What is Amyotrophic Lateral Sclerosis (ALS)?

Amyotrophic lateral sclerosis (ALS), also known as Lou Gehrig's disease, is a chronic, progressive neurodegenerative disorder. Its main characteristics include gradual muscle atrophy and weakness. The condition typically starts in one limb and progressively spreads to the opposite side, eventually affecting all skeletal muscles, including the respiratory and swallowing muscles.

The causes of ALS may be related to multiple factors, including genetic factors, bacterial infections, viral infections, immune system dysfunction, and exposure to toxins. For example, exposure to harmful substances such as pesticides or heavy metals, as well as head injuries, may trigger the disease.
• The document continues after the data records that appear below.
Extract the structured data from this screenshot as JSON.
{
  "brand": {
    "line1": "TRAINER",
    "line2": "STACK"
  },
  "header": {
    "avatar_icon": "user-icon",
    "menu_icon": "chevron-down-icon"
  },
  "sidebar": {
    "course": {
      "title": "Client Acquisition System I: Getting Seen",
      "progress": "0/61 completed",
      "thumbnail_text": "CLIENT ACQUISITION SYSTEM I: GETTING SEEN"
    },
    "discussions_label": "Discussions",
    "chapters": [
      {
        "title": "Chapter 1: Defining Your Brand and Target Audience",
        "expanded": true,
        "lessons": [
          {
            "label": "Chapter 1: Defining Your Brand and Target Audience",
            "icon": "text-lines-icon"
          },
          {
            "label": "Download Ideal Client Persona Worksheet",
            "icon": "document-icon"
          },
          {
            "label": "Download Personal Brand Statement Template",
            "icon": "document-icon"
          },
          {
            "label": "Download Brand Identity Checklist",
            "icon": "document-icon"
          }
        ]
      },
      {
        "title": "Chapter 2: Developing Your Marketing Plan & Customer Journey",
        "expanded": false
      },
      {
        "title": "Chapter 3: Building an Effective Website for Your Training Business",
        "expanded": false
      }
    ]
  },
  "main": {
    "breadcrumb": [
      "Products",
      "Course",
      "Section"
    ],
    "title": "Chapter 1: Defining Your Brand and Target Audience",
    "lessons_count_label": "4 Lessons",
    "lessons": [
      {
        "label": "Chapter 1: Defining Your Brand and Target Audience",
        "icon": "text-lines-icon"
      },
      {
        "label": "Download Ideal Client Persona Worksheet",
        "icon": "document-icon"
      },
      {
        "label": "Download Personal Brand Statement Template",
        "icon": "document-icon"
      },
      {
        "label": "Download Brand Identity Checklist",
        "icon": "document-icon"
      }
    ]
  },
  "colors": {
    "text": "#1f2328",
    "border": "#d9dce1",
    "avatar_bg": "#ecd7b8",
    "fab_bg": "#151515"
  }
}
In the early stages, patients may experience symptoms such as clumsiness and impaired fine motor skills in the fingers. As the disease progresses, muscle atrophy worsens and spreads from the hands to the forearms, upper limbs, and shoulder girdle muscles, ultimately leading to limb weakness or even paralysis. As the condition advances, patients may develop bulbar palsy, presenting symptoms such as slurred speech and difficulty swallowing. In the later stages, patients may also exhibit signs of upper motor neuron damage in the brainstem, such as hyperactive jaw reflexes, along with abnormalities in urinary and respiratory function.